A few questions for you to think about:
Do you have legal expenses insurance that you’ve forgetten about? Some people get legal expenses insurance as part of their car or home insurance policy. If you’re not sure read your policy documents or speak to you insurer to find out.
Are you eligible for legal aid? To find out take the eligibility test.
If you are eligible for legal aid find out how to claim here.
If you are not eligible for legal aid and you need a legal adviser, you should choose one who has experience in the appropriate area of law. You can find details of legal advisers at https://www.gov.uk/find-a-legal-adviser
If you are not eligible for legal aid and cannot afford to pay you may be able to get legal advice from the organisations or advice networks listed below.
If you need legal assistance but cannot afford to pay for a lawyer, Legal Aid helps meet the costs of legal advice, family mediation and representation in a court or tribunal.
Check if you are eligible for legal aid here:
Civil Legal Advice may be able to give you free legal advice over the telephone if you live on a low income or benefits. Telephone: 0345 345 4 345. Minicom: 0345 609 6677. Open Monday to Friday 09:00 – 20:00 and Saturday 09:00 -12:30pm. You can also text ‘legalaid’ and your name to 80010 to get a call back. This costs the same as a normal text message.
The LawWorks Clinics Network provides free initial advice to individuals on various areas of social welfare law including employment law, housing matters, consumer disputes, debt and welfare rights.
The clinics are for people who are not eligible for legal aid and cannot afford to pay for a lawyer.
For an initial consultation with a solicitor please click here to find your local clinic.
If you need professional legal advice, your local advice centre is a good place to start.
Advice centres such as law centres, are staffed by solicitors and other specialist caseworkers who can offer free legal advice and help you decide whether a solicitor or another legal adviser is needed.
Citizens Advice provide free, confidential and impartial advice on a range of issues including money, benefit, housing or employment problems. Citizens Advice can provide support you if you are facing a crisis, or just considering your options. Find your nearest Citizens Advice here.
A local Law Centre may be able to provide free legal advice. Law Centres are staffed by solicitors and specialist case workers.
Advice UK does not offer advice directly but has details on their website of organisations and contacts that offer advice across a range of issues.
Free Representation at Court or a Tribunal
If you have a court case or tribunal there are a number of organisations that can support you. To get support you must be reffered by a referral agency.
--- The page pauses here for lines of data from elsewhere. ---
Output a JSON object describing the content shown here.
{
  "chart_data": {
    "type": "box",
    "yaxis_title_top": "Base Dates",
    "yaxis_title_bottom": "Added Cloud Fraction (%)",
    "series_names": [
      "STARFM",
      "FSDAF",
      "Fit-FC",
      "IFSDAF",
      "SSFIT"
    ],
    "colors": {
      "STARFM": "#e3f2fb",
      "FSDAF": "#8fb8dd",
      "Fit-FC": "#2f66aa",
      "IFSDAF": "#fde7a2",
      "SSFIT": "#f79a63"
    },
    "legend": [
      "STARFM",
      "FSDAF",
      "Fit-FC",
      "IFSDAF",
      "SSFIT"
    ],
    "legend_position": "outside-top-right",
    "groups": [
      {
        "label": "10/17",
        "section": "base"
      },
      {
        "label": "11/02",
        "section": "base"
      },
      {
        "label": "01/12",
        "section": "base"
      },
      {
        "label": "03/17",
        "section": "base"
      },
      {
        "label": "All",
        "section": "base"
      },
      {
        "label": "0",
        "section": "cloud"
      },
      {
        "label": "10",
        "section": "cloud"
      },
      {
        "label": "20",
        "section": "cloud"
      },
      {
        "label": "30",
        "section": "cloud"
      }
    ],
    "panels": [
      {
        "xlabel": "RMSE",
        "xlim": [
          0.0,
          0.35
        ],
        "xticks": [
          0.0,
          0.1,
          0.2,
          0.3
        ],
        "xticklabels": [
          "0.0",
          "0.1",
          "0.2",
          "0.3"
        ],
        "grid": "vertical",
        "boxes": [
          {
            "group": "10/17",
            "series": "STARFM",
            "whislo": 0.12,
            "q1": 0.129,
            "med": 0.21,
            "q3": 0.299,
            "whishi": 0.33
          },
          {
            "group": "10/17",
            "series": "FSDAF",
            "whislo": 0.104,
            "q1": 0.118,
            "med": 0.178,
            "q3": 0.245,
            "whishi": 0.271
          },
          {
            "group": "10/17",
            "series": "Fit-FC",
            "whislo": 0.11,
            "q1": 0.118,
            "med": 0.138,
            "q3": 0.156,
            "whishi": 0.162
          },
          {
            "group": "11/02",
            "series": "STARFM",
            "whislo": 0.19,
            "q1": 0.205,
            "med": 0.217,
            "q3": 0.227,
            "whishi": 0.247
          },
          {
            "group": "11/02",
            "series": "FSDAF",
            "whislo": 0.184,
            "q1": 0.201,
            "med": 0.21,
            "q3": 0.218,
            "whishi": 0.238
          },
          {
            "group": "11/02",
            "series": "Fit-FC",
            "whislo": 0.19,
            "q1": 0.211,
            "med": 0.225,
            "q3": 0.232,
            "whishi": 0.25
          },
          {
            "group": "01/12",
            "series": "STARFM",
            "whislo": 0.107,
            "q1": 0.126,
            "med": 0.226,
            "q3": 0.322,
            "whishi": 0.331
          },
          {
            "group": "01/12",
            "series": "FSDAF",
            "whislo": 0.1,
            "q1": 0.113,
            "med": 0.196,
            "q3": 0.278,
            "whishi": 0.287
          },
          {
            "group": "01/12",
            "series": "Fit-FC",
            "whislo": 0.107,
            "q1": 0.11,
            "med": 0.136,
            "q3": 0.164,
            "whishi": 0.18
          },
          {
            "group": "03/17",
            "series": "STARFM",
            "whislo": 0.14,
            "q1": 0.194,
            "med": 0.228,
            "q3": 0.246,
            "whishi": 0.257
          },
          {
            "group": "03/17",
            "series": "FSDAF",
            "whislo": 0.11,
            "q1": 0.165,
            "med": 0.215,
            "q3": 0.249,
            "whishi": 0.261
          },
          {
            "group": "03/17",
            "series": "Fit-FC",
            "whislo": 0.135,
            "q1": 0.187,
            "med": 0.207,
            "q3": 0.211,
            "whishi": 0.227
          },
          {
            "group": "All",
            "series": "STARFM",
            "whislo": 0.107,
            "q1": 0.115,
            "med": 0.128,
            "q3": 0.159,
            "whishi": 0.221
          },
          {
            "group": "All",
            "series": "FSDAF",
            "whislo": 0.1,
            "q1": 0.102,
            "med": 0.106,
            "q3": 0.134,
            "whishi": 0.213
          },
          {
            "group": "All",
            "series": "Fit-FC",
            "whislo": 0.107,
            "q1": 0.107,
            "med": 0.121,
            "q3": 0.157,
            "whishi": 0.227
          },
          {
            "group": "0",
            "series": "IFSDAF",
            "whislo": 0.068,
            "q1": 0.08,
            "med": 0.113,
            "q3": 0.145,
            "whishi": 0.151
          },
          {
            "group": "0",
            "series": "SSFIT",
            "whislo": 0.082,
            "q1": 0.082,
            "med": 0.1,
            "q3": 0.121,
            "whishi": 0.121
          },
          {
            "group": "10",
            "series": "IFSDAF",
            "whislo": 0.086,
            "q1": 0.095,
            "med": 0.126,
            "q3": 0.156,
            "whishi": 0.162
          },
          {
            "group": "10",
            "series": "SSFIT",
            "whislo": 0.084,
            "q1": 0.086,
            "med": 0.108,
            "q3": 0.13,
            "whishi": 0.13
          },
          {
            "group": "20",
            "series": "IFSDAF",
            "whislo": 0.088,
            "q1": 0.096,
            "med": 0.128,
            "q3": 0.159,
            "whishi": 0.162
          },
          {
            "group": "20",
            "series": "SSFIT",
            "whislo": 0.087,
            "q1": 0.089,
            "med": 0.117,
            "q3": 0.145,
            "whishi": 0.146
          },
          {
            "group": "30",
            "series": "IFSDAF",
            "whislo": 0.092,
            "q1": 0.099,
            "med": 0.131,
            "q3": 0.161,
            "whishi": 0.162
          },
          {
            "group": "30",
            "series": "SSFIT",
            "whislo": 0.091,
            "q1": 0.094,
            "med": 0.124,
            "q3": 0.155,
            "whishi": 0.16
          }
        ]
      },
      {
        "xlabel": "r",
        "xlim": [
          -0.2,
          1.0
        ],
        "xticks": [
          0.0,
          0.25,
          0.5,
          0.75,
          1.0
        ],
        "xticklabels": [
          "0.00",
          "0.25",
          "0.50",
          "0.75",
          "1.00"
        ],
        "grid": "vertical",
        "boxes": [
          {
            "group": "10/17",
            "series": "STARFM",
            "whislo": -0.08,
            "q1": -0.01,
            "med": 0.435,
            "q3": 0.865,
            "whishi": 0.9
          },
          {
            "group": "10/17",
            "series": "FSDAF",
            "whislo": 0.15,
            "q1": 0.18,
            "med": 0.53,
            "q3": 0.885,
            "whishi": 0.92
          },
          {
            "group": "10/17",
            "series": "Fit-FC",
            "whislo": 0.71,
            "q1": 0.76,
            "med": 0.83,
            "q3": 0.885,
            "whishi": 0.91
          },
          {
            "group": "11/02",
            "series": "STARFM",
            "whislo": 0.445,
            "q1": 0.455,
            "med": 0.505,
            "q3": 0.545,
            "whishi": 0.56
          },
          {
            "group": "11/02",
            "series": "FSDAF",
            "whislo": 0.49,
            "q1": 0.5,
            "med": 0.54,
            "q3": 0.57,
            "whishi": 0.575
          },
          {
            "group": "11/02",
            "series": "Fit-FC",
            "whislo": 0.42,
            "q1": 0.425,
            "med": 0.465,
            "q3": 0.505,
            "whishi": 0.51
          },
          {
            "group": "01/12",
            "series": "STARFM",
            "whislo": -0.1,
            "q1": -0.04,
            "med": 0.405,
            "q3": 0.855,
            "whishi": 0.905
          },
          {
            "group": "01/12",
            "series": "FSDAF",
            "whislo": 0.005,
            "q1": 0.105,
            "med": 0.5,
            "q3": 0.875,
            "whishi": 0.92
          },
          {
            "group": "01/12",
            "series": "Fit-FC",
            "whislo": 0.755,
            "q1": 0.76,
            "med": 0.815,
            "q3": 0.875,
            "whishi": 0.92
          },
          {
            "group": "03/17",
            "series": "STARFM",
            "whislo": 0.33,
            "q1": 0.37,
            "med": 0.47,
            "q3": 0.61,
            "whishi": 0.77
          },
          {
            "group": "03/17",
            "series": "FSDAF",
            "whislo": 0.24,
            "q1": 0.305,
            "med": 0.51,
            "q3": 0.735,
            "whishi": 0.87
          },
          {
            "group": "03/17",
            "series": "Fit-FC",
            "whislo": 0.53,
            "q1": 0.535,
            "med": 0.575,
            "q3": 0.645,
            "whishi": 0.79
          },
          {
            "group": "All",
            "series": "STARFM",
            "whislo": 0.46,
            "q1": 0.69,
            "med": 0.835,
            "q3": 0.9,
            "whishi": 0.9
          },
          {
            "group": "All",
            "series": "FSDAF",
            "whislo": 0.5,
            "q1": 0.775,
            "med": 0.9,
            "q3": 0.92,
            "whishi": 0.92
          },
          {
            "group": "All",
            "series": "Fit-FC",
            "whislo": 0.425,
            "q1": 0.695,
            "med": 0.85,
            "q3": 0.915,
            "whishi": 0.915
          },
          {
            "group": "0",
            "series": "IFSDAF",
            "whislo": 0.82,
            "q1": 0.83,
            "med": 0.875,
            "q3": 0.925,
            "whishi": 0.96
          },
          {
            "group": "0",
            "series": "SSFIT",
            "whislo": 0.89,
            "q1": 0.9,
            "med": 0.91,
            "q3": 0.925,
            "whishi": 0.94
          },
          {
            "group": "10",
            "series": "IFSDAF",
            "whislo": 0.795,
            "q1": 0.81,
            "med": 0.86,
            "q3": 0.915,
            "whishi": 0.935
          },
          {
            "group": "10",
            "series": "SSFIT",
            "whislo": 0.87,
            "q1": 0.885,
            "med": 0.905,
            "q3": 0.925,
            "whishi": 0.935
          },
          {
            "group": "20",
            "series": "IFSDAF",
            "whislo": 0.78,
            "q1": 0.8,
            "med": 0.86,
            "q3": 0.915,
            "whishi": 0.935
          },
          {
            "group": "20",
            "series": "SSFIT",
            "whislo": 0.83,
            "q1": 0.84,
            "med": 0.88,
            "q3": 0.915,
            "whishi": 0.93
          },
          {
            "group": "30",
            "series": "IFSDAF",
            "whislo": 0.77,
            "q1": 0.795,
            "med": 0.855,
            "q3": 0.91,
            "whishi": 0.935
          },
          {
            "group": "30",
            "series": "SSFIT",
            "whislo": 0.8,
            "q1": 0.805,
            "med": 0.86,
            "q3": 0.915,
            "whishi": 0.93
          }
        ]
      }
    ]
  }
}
The Bar Pro Bono Unit provides people with free legal advice and representation in court and tribunal cases from volunteer barristers.
The Bar Pro Bono Unit only helps people who cannot afford to pay and cannot get legal aid.
Your case must be referred to the Bar Pro Bono Unit by a solicitor or advice agency such as a CAB, law centre or MP.
You can get further information from the Bar Pro Bono Unit’s website.
The Free Representation Unit (FRU) provides representation in employment and social security hearings. FRU only takes cases from referral agencies and cannot guarantee representation.
For further information visit the Free Representation Unit’s website.
Self-help and on line legal resources
There are a number of self-help routes to explore before going to court.
Advicenow is an independent, not-for-profit website providing accurate, up-to-date information on rights and legal issues.
There may be an ombudsman with a remit that covers your legal problem. It is often worth exploring this option before considering taking legal action.
Other sources of pro bono help and advice
There are many different ways you can get help and advice to deal with a problem, face to face, over the phone or by email.
For further information on National providers please click here
Representing yourself in court
Those representing themselves in court are commonly referred to as Self-Representing Litigants or Litigants in Person.
The Personal Support Unit (PSU) helps litigants in person, their friends and families, witnesses, victims and inexperienced court users.